The Olympics weren't even on Kitts' radar growing up. He played the normal trinity of sports: soccer, baseball and college football. He was a lifelong gym rat and opened his own gym after college – and found himself always in it pumping iron.
One day about a year in, he looked up the requirements to qualify for weightlifting nationals and decided he was going to do it.
"I just sort of locked in on it," Kitts said. "And before long I was doing things I thought were unattainable."
In San Ramon, Kitts' life revolves around the California Strength gym – a gritty, dim fitness center in an industrial park with a sign outside listing a plumbing company, that turns out a steady supply of Olympians and world class pro athletes.
During a recent workout, gym owner and trainer Spitz stood alongside Kitts, spurring him on as he wrestled with his technique, and a barbell loaded with an extraordinary array of weights in hues of red, yellow and green.
"This is what nobody wants to do," Spitz reminded Kitts between lifts. "That’s why you’re an Olympian."
The postponement of the Tokyo Olympics by a year threw a wrench into the finely calculated wheels of training – an unwieldly fitness sequence orchestrated to climax last summer.
"To have it pushed back a full year disrupts the timing of everything," Spitz said. "So we had to re-tool, re-group – psychologically and physically figure out how to move forward."

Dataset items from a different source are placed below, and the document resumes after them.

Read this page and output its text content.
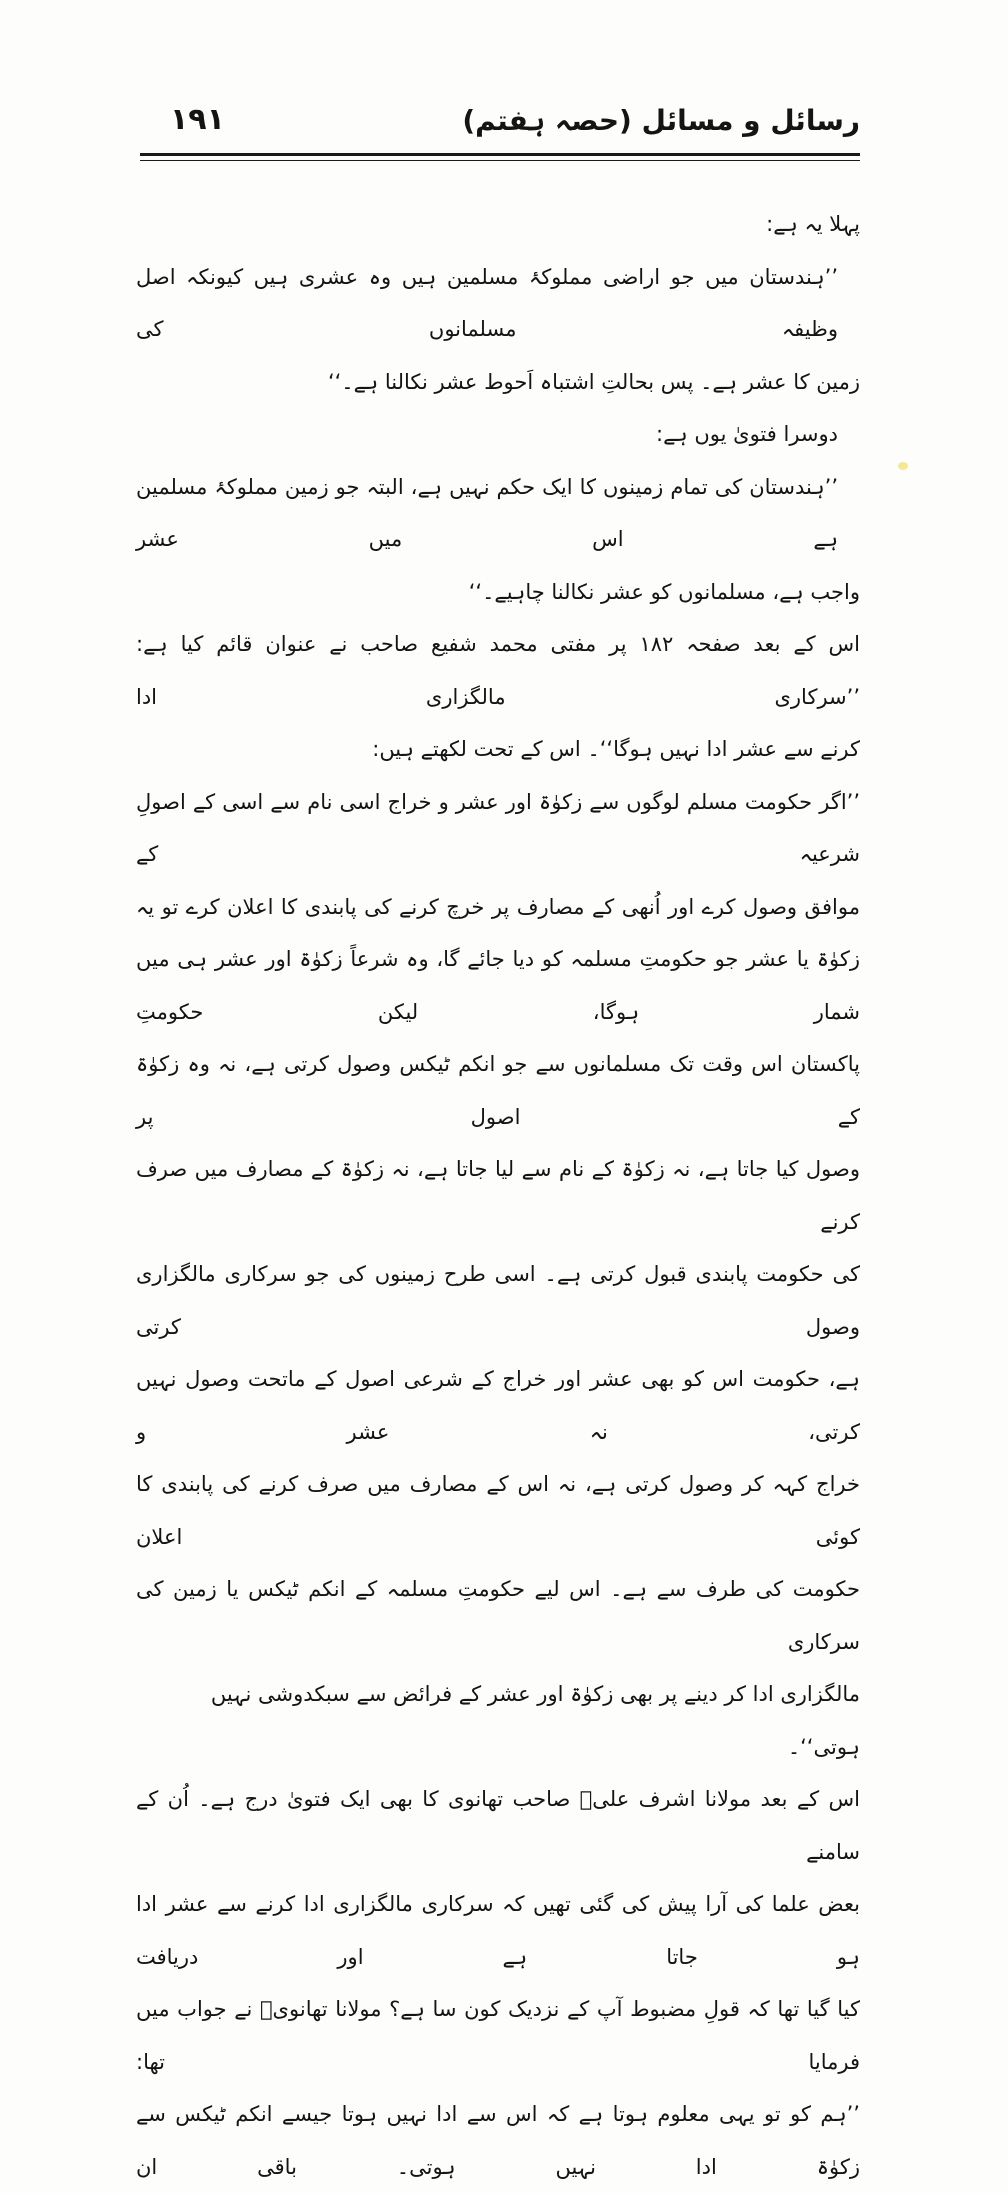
رسائل و مسائل (حصہ ہفتم)
۱۹۱

پہلا یہ ہے:

’’ہندستان میں جو اراضی مملوکۂ مسلمین ہیں وہ عشری ہیں کیونکہ اصل وظیفہ مسلمانوں کی

زمین کا عشر ہے۔ پس بحالتِ اشتباہ اَحوط عشر نکالنا ہے۔‘‘

دوسرا فتویٰ یوں ہے:

’’ہندستان کی تمام زمینوں کا ایک حکم نہیں ہے، البتہ جو زمین مملوکۂ مسلمین ہے اس میں عشر

واجب ہے، مسلمانوں کو عشر نکالنا چاہیے۔‘‘

اس کے بعد صفحہ ۱۸۲ پر مفتی محمد شفیع صاحب نے عنوان قائم کیا ہے: ’’سرکاری مالگزاری ادا

کرنے سے عشر ادا نہیں ہوگا‘‘۔ اس کے تحت لکھتے ہیں:

’’اگر حکومت مسلم لوگوں سے زکوٰۃ اور عشر و خراج اسی نام سے اسی کے اصولِ شرعیہ کے

موافق وصول کرے اور اُنھی کے مصارف پر خرچ کرنے کی پابندی کا اعلان کرے تو یہ

زکوٰۃ یا عشر جو حکومتِ مسلمہ کو دیا جائے گا، وہ شرعاً زکوٰۃ اور عشر ہی میں شمار ہوگا، لیکن حکومتِ

پاکستان اس وقت تک مسلمانوں سے جو انکم ٹیکس وصول کرتی ہے، نہ وہ زکوٰۃ کے اصول پر

وصول کیا جاتا ہے، نہ زکوٰۃ کے نام سے لیا جاتا ہے، نہ زکوٰۃ کے مصارف میں صرف کرنے

کی حکومت پابندی قبول کرتی ہے۔ اسی طرح زمینوں کی جو سرکاری مالگزاری وصول کرتی

ہے، حکومت اس کو بھی عشر اور خراج کے شرعی اصول کے ماتحت وصول نہیں کرتی، نہ عشر و

خراج کہہ کر وصول کرتی ہے، نہ اس کے مصارف میں صرف کرنے کی پابندی کا کوئی اعلان

حکومت کی طرف سے ہے۔ اس لیے حکومتِ مسلمہ کے انکم ٹیکس یا زمین کی سرکاری

مالگزاری ادا کر دینے پر بھی زکوٰۃ اور عشر کے فرائض سے سبکدوشی نہیں ہوتی‘‘۔

اس کے بعد مولانا اشرف علیؒ صاحب تھانوی کا بھی ایک فتویٰ درج ہے۔ اُن کے سامنے

بعض علما کی آرا پیش کی گئی تھیں کہ سرکاری مالگزاری ادا کرنے سے عشر ادا ہو جاتا ہے اور دریافت

کیا گیا تھا کہ قولِ مضبوط آپ کے نزدیک کون سا ہے؟ مولانا تھانویؒ نے جواب میں فرمایا تھا:

’’ہم کو تو یہی معلوم ہوتا ہے کہ اس سے ادا نہیں ہوتا جیسے انکم ٹیکس سے زکوٰۃ ادا نہیں ہوتی۔ باقی ان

Along with re-tooling his training to hit a different target, it was something of virtually no weight at all that also re-calibrated Kitts' life. Two months ago, he and wife Kendall welcomed their first child, Blaze.
With Kitts' steaming toward the big stage of the Olympics, it would seem his journey intersects between two generations: a new son to create new memories for and the memory of his father to spur him on.
Somehow, as he reaches the Olympics, the crowd cheers him on and he seems to defy human ability by heaving giant weights to his chest and then miraculously overhead – his dad will be there.
"It’s just important to sort of do my best and do something to make him proud even though he can’t be around and see," Kitts said.